A hiking tour in the mountains of Georgia and reading German sociologist Hartmut Rosa’s 800-page tome Resonance: A Sociology of Our Relationship to the World provided Lars Rummel, coordinator and curator of DOK Leipzig’s dedicated XR space DOC Neuland, with the inspiration for this year’s extended reality (XR) exhibition Resonating Spaces (running 27-31 October).
The works selected for the exhibition, which was put together by Rummel with Marie Hinkelmann and Paula Gehrmann, deal with — among other things — the ambivalent relationship between open and closed systems, reconnecting with nature, and access to and exclusion from society.
“We had around 130 pieces to choose from, through me scouting through my own network and festivals as well as an open call for works,” Rummel explains. “This was then reduced to a shortlist of 20 and we finally selected nine for the exhibition.

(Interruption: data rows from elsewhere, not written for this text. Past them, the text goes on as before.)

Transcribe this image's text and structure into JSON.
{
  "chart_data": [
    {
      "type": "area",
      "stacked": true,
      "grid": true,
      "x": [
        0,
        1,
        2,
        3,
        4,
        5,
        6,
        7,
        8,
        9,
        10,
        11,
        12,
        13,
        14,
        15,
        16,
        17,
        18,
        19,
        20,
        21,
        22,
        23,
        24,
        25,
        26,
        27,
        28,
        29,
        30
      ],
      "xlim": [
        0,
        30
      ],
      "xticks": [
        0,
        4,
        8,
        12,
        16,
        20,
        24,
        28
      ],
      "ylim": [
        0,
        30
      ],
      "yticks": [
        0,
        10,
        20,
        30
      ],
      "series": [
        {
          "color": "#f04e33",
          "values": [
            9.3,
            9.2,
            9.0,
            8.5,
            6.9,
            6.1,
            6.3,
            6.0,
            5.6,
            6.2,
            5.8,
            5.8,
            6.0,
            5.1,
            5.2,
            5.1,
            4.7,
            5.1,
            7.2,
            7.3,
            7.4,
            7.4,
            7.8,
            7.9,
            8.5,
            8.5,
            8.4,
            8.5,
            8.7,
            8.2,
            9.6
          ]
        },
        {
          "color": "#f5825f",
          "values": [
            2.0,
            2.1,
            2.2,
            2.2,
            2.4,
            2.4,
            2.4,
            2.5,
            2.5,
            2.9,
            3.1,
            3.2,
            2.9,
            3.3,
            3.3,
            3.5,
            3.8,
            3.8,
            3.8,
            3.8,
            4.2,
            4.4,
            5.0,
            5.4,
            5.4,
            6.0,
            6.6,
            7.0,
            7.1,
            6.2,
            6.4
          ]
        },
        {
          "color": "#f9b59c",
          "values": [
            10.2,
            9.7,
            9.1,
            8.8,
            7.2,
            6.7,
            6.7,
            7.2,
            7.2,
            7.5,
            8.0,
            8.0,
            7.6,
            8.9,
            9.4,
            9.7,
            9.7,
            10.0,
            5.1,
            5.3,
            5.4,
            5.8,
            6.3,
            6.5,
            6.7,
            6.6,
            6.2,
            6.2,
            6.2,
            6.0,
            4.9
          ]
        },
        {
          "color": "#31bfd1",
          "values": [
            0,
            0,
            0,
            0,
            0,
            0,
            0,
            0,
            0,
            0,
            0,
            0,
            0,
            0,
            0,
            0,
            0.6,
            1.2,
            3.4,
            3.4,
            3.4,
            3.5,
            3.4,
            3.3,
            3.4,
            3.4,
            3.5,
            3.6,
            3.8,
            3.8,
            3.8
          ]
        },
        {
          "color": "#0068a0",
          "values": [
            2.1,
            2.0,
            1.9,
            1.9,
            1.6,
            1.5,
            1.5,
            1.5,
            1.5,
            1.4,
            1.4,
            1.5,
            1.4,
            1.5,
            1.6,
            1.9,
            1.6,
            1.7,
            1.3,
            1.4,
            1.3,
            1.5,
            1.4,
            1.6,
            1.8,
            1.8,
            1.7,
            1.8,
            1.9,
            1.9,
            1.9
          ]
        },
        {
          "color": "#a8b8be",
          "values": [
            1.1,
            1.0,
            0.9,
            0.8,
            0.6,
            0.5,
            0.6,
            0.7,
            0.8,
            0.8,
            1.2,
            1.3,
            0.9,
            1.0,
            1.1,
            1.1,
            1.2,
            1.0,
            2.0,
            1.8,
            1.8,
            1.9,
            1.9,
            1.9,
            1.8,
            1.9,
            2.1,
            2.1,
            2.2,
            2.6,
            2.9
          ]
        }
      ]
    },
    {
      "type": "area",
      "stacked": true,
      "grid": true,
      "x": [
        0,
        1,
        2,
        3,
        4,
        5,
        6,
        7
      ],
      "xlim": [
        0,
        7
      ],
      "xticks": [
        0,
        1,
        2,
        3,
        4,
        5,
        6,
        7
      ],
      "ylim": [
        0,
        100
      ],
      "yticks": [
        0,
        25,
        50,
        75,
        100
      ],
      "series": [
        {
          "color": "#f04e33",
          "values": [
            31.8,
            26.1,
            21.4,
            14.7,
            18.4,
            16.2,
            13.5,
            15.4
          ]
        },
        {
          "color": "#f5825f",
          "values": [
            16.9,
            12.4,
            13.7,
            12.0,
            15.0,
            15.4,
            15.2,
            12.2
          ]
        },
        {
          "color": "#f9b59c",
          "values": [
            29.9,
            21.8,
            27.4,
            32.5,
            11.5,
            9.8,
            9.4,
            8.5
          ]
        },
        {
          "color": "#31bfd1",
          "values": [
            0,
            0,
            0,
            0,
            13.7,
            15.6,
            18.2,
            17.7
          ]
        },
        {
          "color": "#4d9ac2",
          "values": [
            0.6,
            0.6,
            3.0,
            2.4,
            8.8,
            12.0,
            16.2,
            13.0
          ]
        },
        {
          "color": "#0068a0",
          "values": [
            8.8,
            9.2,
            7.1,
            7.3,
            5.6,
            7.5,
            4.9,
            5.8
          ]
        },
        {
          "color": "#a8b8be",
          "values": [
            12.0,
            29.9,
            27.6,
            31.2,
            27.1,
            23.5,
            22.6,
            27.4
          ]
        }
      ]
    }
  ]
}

“For me, the pioneering countries in this field at the moment are Canada, France, The Netherlands and the UK,” he adds. “But I also see a lot of activity from Chile and Brazil and, thanks to the initiative of Electric South [the non-profit organisation which collaborates with artists across Africa in emerging storytelling] there are more works coming from South Africa, Kenya and Nigeria.“
The 2020 line-up includes VR experiences from Chile (Hyphaby Natalia Cabrera) and Brazil/Peru (Gravity VR by Fabito Rychter and Amir Admoni); a 360 degree film from the UK (Gimme Oneby Montague FitzGerald); and a sound installation from Germany (The Droner by Karl Russell).
For the sixth year running, the exhibition will be staged at Leipzig’s Museum of Fine Arts (MdbK) but, for the first time, individual works will also be presented at three additional locations throughout the city: the Grassi Museum of Ethnology, in the INTERIM of the Cinémathèqueand in the foyer of the Schaubühne Lindenfels.
“We had been discussing the idea of taking in more venues for the exhibition even before the pandemic started,“ Rummel recalls. “The hygiene precautions mean that we can only have 20 people at one time in the main exhibition hall [at the MdbK], even though it is quite large at 350 square metres. Moreover, some people are concerned about being in crowded spaces because there was a high demand to visit the VR exhibition in previous years. So it is good that they will now have other venues where it is not so busy.
“It was a really tough decision not to put the exhibition online as well,“ he admits. “But it then came down to the question: who are we making these exhibitions for? For the professionals who are in the bubble anyway, and know the pieces, or for the people living in Leipzig or those who can come to Leipzig? We decided to do it for the audience in Leipzig.“
Meanwhile, the XR conference at DOK Exchange – which is staged under the umbrella of the DOK Industry Programme – is being held online (on October 29) via ZOOM, and will enable international guests unable to visit the DOK Neuland exhibition to connect with some of the artists whose work is on show in Leipzig.
“The event will be open to accredited festival guests as well as people who don’t have accreditation, so long as they register beforehand. We want to keep the number of those attending restricted,” Rummel explains. “The key to DOK Exchange is to make it a conversation. We don’t just have Q&As after each keynote, but rather want to invite people to really comment on what they have heard and to share their thoughts and experiences.“
Moderated by Bristol-based interdisciplinary artist Rob Eagle and Dok industry director Brigid O’Shea, the conference will address issues as diverse as immersive storytelling and the science of magic, the potential and challenges of immersive theatre, and the use of VR to reconnect people and nature. A keynote by UK producer Harry Silverlock will see him joined by Diva Miyake-Mugler, the protagonist of the 360 film Gimme One and known as the First Lady of The London Ballroom Scene and The Queen of Oldway Performance, to discuss the film’s theme of working with communities.